Sabine Mirlesse

Electric Prayer no. 1

, 2024
Bronze cast, fulgurite
175 x 50 x 20 cm

Contemporary artist, author and lecturer Sabine Mirlesse’s work, which often evokes the immense power of nature, focuses on the individual’s relationship to the landscape which it inhabits. Even though photography is her primary medium, Mirlesse also incorporates sculpture, drawing, video, writing and found images into her conceptual practice, which often includes installations.

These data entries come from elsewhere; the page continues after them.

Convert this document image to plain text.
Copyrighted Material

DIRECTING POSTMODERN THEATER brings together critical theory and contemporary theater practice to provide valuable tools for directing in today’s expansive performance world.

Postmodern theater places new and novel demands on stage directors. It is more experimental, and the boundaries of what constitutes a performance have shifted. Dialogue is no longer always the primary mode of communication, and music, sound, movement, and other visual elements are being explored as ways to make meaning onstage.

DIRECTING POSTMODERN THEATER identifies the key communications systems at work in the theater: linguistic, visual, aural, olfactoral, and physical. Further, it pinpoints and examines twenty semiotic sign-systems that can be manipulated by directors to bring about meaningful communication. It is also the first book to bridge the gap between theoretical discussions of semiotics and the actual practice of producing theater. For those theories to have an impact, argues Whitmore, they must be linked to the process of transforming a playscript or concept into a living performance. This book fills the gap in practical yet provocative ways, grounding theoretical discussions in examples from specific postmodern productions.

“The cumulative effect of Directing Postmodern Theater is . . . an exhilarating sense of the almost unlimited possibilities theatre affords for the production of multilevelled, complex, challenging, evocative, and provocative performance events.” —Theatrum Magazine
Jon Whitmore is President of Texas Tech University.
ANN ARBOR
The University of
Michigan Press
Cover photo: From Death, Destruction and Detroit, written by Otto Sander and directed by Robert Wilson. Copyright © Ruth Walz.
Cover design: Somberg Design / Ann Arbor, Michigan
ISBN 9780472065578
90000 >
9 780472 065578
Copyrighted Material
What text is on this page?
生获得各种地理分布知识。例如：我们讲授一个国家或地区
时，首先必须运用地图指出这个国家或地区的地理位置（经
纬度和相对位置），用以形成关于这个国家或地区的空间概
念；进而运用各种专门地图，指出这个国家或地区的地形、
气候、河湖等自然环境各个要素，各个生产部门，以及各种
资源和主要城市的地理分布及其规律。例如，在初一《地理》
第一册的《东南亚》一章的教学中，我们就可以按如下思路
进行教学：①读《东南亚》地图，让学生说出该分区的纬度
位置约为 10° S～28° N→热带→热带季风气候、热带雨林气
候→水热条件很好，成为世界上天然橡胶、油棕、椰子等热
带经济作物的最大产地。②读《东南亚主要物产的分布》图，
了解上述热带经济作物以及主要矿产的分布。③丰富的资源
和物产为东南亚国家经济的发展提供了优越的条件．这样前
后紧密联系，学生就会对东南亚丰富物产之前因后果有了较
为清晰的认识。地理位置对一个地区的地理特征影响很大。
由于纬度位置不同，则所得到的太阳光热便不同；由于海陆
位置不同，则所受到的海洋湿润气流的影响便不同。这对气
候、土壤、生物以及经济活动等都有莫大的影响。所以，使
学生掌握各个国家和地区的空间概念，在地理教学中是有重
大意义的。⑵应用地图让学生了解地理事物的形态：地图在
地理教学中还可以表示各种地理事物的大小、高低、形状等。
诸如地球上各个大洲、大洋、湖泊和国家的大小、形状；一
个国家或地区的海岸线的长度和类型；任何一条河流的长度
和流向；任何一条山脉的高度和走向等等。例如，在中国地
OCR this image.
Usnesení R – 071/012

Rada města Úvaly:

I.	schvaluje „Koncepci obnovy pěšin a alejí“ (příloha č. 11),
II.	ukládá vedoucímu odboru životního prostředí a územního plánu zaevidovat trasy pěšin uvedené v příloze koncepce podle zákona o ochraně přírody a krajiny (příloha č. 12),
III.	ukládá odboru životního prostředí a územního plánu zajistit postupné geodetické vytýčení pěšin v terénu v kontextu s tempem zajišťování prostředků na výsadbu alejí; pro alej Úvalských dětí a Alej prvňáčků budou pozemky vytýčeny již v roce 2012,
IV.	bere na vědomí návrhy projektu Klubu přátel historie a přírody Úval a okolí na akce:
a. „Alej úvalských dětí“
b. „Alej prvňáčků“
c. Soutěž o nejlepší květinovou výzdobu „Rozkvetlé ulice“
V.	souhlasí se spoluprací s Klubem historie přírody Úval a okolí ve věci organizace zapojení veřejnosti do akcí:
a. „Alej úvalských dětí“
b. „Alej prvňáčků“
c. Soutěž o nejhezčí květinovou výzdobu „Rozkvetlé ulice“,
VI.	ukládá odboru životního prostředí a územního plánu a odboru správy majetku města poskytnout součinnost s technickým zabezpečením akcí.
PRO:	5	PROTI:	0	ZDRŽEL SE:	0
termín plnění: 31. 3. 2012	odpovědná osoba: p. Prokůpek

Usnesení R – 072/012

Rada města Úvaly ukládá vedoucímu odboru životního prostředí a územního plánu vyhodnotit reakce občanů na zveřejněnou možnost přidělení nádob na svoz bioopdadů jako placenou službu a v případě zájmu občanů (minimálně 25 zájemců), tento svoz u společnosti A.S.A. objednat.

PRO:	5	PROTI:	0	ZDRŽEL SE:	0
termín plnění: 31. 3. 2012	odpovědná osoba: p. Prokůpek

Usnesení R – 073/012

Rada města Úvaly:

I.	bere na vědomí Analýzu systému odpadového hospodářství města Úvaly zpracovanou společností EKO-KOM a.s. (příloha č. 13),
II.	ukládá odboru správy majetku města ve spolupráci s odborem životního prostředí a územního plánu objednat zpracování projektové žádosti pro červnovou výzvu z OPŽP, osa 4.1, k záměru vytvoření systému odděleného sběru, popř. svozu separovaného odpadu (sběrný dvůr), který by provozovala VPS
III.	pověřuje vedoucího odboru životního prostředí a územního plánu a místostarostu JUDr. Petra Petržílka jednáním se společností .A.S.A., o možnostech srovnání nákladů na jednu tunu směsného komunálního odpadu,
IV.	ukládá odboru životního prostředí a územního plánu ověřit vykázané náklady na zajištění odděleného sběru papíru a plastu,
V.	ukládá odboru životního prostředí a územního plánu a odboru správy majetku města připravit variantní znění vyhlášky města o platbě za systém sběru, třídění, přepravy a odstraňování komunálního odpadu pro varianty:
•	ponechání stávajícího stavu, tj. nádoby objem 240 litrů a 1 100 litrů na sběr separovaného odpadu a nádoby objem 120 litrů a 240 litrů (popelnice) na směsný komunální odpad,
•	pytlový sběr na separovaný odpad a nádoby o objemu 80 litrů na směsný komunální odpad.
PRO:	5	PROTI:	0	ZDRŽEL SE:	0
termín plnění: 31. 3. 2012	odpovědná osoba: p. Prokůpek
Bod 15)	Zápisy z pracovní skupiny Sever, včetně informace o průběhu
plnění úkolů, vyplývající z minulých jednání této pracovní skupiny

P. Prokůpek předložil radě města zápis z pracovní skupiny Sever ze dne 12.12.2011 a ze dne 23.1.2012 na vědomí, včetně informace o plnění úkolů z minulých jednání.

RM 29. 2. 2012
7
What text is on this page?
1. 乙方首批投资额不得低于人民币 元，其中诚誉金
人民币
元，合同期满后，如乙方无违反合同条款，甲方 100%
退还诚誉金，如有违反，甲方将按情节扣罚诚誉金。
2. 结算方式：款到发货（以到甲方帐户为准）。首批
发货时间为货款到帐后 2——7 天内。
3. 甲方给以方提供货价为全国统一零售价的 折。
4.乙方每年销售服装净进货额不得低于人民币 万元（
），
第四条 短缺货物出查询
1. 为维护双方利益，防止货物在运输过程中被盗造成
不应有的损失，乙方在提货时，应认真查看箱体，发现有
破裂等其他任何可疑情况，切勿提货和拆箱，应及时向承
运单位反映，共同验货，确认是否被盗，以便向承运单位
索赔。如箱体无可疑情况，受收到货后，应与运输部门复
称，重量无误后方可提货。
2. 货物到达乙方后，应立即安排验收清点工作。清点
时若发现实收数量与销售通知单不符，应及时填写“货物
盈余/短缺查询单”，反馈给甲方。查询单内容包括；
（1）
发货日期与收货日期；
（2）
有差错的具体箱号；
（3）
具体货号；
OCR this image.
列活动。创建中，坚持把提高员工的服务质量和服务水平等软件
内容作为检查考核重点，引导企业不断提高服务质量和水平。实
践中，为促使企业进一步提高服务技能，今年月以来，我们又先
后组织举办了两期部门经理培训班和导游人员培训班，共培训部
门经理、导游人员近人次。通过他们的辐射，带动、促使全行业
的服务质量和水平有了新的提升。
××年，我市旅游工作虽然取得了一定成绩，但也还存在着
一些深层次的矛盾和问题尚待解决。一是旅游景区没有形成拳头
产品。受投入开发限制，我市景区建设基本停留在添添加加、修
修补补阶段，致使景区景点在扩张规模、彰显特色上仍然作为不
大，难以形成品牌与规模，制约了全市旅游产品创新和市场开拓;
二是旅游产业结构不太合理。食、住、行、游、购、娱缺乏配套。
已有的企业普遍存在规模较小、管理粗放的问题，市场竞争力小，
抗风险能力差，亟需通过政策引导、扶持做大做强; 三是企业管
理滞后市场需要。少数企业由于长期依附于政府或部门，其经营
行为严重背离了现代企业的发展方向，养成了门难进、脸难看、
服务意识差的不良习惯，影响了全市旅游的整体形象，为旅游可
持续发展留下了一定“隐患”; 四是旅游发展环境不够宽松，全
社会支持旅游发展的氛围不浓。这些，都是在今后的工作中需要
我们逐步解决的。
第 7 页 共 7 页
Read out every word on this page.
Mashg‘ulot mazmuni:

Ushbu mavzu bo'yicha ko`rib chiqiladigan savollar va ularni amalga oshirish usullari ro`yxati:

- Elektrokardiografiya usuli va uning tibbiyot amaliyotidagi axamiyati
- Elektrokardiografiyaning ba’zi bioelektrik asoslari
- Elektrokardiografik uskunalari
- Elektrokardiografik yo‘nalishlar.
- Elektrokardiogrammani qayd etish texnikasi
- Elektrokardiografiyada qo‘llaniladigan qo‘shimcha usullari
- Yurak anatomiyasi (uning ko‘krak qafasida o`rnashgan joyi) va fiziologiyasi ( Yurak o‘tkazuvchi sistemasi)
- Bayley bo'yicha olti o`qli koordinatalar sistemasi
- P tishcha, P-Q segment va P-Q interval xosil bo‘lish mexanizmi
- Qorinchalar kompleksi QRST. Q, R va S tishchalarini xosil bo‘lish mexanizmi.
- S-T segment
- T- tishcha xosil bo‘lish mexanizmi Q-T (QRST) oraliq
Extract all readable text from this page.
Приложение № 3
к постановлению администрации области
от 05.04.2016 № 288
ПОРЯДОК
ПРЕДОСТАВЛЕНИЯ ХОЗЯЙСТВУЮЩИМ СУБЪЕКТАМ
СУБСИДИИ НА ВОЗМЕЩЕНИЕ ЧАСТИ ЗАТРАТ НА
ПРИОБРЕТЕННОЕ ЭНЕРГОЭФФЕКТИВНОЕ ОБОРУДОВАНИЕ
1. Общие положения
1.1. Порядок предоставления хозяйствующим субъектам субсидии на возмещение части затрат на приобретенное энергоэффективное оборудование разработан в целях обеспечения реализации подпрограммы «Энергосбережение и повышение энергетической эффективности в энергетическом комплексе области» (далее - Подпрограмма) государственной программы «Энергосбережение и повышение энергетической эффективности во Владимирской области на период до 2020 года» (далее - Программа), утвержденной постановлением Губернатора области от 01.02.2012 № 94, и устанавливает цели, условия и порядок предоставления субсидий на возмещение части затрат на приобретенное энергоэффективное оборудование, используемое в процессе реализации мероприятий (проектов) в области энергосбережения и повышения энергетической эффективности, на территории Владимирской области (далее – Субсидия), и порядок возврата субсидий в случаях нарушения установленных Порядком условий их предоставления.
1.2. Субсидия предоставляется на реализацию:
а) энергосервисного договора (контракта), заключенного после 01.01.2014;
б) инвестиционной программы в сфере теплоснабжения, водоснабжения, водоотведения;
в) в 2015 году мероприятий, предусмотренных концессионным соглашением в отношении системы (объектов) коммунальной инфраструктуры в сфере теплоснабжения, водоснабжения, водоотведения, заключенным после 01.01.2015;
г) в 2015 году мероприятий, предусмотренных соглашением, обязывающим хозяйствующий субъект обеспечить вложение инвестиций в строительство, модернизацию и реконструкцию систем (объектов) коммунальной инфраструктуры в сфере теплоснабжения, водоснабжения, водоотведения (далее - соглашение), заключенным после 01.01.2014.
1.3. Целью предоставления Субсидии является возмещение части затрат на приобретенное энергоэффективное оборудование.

Mirlesse’s permanent work, Ofrenda, was inaugurated at Les Arques (a commune in the Lot department in southwestern France) in 2023. Prior to this (in 2022-2023) she was a laureate for the Mondes Nouveaux prize, awarded by the French Ministry of Culture, and created Crystalline Thresholds | Les Portes de Givre, an ephemeral installation of seven portals activated by ice storms at the top of the Puy de Dôme volcano (one of the youngest volcanoes in the Chaîne des Puys region of Massif Central in central France), in collaboration with the oldest weather observatory in France. This project was the subject of the artist’s monograph, published in April 2024 by Filigranes Editions, with essays by Bernard Blistène, Pierre Coutris, Nathalie Huret and Sabine Mirlesse.

In conjunction with Mirlesse’s 2025 solo exhibition, Instruments, at Andréhn-Schiptjenko in Stockholm, Mirlesse unveiled Ode to Measurement (the conceptual centrepiece for the entire exhibition), a bronze sculpture installation set in the waters off the island of Skeppsholmen, Stockholm.

Electric Prayer no. 1 was included in Mirlesse’s previous exhibition at Andréhn-Schiptjenko, the 2024 SABINE MIRLESSE - VOYANT, in Paris. In that exhibition Mirlesse, conceptually, sought to explore and communicate with nature through photography, sculpture and installation. In doing so, Mirlesse turned to the ancient and mysterious practice of geomancy.

Geomancy (from Late Greek *γεωμαντεία *geōmanteía) translates literally to ‘earth divination’. The term was originally used to define methods of divination that interpret geographic features, markings on the ground, or the patterns formed by soil, rocks, or sand. Geomancy was one of the forms of divination throughout Africa and Europe, particularly during the Middle Ages. However, it was classified by Christians as one of the seven ‘forbidden arts’, along with black magic, hydromancy, aeromancy, pyromancy, chiromancy and scapulimancy. The press release ahead of the 2024 Andréhn-Schiptjenko exhibition expanded on the theme of geomancy and its contemporary relevance for Mirlesse and her work:

Geomancy refers etymologically to the divination of the earth, but finds its practical manifestation in many forms, from dowsing to the way a handful of earth falls to the ground. In Voyant, which follows years of ephemeral monumental installations in and activated by the landscape, Sabine Mirlesse invites us to consider what the ‘mance’ of geomancy might mean - what it means to divine from the earth, or rather to read it.

Through a series of sculptures and photographs, all made with the reading of the landscape in mind, Mirlesse proposes a set of instruments to reflect on the oracular and the human desire to make manifest something that is otherwise invisible, through forms inspired by etymologies and poetics. The Cave is an Eye is a series of unique photographs, analogue chromogenic prints made from carefully selected marble cut to the exact size of the photographic paper. In the series Electric Prayer, strikes of lightning are transcribed in cast bronze embracing pieces of fulgurite.

Worth mentioning in this context is that fulgurites, commonly called ‘fossilised lightning’, are natural tubes, clumps, or masses of sinters, vitrified or fused soil, sand, rock, organic debris and other sediments that sometimes form when lightning discharges into the ground.

In his review of Voyant, (‘Sabine Mirlesse: Le Photoblog de Renaud Monfourny’, Les Inrocks, 17 June 2024), French photographer Renaud Monfourny (born 1962, founder of the newspaper Les Inrockuptibles as well as a renowned portraitist who, since 2009, has been reporting on cultural news by photographing its emerging and established players) wrote:

One could say that Sabine Mirlesse’s artistic approach has something to do with the mineral nature of the planet. For although she tackles this theme in an almost shamanic or cosmological way, she uses very terrestrial media! In Voyant – an exhibition running until 20 July at the Andréhn-Schiptjenko gallery, 56 rue Chapon, Paris 3 – visitors are captivated by magnificent colour photograms of marble slabs. Then there are sculptures and a hanging installation, which are just as poetic…

Provenance

Andréhn-Schiptjenko, Paris, SABINE MIRLESSE - VOYANT, 25 May - 20 July 2024.

Firestorm Foundation (acquired from the above).